A CORONER delivered a verdict of medical misadventure in the death of a man who was given an accidental overdose of another resident’s medication at a nursing home in County Clare.
Limerick Coroner John McNamara said the “medication error” by a nurse on duty at the Cahercalla Nursing Home in Ennis was a “catalyst” in the events that led to John Mee’s death on June 30, 2021, at University Hospital Limerick (UHL).
It was accepted by all parties Mr Mee (71) from Miltown Malbay, County Clare, was given another resident’s medication, including a high dose of anti-psychotic medication, in addition to Mr Mee’s own medication, which he was receiving for a number of co-morbidity issues.
The erroneous overdose of prescribed drugs occurred at the nursing home around 9pm on June 24th, 2021, however Mr Mee was not taken to hospital for 18 hours, despite being visibly drowsy.

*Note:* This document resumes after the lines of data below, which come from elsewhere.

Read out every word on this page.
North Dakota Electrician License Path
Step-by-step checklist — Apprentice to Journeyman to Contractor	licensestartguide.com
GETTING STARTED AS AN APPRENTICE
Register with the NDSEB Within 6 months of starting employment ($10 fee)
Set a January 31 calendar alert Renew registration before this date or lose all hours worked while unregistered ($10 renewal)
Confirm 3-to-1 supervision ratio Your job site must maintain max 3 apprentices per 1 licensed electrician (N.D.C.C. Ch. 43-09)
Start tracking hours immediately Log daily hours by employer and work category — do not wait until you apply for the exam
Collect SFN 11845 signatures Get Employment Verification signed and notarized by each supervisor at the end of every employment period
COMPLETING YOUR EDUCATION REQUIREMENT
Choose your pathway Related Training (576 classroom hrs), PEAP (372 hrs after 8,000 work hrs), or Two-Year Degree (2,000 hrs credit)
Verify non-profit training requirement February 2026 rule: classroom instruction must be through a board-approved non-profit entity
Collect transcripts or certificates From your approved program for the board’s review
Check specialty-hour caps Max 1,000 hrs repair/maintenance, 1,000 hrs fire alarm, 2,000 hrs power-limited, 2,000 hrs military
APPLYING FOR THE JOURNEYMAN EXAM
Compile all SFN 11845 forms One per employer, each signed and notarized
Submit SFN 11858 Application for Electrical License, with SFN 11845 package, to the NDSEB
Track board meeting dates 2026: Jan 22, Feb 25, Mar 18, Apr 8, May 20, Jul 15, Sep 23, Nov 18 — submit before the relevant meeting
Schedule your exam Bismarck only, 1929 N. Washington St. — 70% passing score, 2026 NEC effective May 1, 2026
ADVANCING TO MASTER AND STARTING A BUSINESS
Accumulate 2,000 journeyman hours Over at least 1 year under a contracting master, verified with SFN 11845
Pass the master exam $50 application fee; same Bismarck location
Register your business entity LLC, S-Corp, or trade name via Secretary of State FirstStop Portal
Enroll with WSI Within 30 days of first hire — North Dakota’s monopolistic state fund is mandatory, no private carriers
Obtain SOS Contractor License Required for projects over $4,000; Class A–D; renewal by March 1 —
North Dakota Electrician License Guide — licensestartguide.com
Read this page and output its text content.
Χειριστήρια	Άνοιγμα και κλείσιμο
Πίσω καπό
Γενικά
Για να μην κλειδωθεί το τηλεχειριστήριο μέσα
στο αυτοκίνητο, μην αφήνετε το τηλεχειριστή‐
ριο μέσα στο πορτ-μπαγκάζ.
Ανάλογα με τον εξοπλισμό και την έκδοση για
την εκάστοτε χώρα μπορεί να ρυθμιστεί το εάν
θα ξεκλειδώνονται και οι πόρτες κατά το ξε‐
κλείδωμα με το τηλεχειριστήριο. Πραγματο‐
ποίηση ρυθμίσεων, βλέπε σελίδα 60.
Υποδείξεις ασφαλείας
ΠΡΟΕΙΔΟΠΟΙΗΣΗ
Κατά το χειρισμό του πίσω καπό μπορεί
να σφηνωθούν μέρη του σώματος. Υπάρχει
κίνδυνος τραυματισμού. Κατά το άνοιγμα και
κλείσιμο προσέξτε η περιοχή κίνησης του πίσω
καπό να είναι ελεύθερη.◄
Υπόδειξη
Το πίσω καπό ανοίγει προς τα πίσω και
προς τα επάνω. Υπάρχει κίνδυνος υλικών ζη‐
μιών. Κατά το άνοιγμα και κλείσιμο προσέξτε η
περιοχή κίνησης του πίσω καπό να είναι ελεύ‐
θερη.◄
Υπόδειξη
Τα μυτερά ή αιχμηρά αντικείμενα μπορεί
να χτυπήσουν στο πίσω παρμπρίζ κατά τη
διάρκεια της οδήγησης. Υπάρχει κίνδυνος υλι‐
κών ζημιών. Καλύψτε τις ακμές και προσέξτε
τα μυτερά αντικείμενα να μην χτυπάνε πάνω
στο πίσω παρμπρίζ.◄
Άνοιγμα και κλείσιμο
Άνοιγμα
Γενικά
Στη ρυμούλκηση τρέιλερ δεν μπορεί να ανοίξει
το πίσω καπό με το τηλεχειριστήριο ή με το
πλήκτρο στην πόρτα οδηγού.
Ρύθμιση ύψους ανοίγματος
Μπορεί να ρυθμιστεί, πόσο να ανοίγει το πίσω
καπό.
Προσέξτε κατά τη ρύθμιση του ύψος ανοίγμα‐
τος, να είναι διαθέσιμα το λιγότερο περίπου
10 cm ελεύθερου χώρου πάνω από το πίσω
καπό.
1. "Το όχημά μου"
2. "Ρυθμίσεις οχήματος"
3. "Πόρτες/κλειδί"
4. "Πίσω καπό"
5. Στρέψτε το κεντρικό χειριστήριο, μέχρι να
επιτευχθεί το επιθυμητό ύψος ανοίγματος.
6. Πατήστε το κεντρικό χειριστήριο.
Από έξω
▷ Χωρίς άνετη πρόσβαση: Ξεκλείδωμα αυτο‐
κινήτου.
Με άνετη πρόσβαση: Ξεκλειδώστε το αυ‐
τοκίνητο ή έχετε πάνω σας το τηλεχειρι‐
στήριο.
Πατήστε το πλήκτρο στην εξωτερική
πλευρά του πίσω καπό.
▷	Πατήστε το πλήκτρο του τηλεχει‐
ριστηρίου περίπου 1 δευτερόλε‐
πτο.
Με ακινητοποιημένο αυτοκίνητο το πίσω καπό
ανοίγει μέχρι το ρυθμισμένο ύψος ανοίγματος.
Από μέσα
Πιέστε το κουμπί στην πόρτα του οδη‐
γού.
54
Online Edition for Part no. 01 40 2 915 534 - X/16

Cahercalla staff nurse Collette Mannion told the inquest at Kilmallock Courthouse that she mistakenly gave Mr Mee some of his own medication together with high doses of drugs that were prescribed to another resident.
She said it was “unusually busy” at the nursing home on the night and that she and one healthcare assistant were looking after 23 residents on the St Joseph’s ward.
Ms Mannion said that upon realising her mistake she checked Mr Mee and then contacted a “senior response person”.
Ms Mannion also contacted the out of hours GP service Shannondoc and was advised to carry out regular observational checks on Mr Mee.
Asked by Ms O’Mahony if she had been under pressure on the night, Ms Mannion said some of the residents were “restless” and were pressing alarms in their rooms “which needed to be answered promptly and we were trying to answer them as promptly as we could”.
She said Mr Mee “looked quiet drowsy and that wasn’t normal for John”, but she said he was still “responsive” and he appeared to be comfortable throughout the night.
It was accepted that possible side-effects of the overdosed anti-psychotic medication that was erroneously administered to Mr Mee included drowsiness and dizziness.
Ms Mannion said Mr Mee’s “airway was not compromised” and he was “not in respiratory distress”. She said that had Mr Mee’s oxygen levels suddenly dropped to critically low levels “I would have rang for an ambulance”.
She said “extra checks” were now in place at the nursing home in respect of the administration of mediation to residents, which she said included a “photograph” of residents beside their room number and medication chart.
Caoimhe Daly BL, barrister representing Cahercalla nursing home said Ms Mannion had “candidly accepted she had made an error”.
Ms Mannion, answering Ms Daly, confirmed that out of five drugs that were meant for the other resident, which had been erroneously administered to Mr Mee, the deceased was also prescribed two of these drugs.
Maureen Hayward, a nurse who came on duty the following morning and took over caring for Mr Mee, said when she checked him he was “chesty” and “drowsy”.
Ms Hayward said she became “concerned” at Mr Mee’s oxygen saturation levels, which were then reading 85 per cent, and he was administered two litres of oxygen.
“I rang for an ambulance because I was concerned,” Ms Hayward said.
She said she could not say when she contacted Mr Mee’s family, who complained they were not contacted for 15 hours after the medication error.
Ms Hayward said she had made “a mistake” when she included a drug that Mr Mee had not taken in a transfer letter sent with Mr Mee to UHL.
UHL doctor Sean Fennessy said that when Mr Mee was placed in his care he was “in some respiratory distress” with a “chronic cough” and was diagnosed with fluid in his lungs.
Dr Fennessy said Mr Mee’s condition eventually worsened and he died at the hospital on June 30, he agreed with Ms O’Mahony that the man was an “unwell patient” by the time he got to UHL.
Dr Gabor Laskai, who conducted a post mortem on Mr Mee’s remains, said cause of death was due to haemorrhage following extreme pancreatitis, pneumonia, and gastric stress erosions.
Coroner John McNamara said that “cleary John had been overdosed accidentally”, adding that “I can’t not take the overdose as being a contributory factor to his death, ultimately. So on that basis I am satisfied that this is an appropriate case where I should record a verdict of medical misadventure.”
“I want to stress I am not ascribing blame to anybody. I am not allowed do so.”
“Clearly John had something else going on that maybe no one knew about, but nonetheless the overdose is a catalyst in the picture.”
Mr McNamara said the nursing home had introduced a new “traffic light system to try to prevent this eventuality happening again”.
He recommended Cahercalla “adopt best practices” in respect of the administration of medicines for residents, which he was told it has done.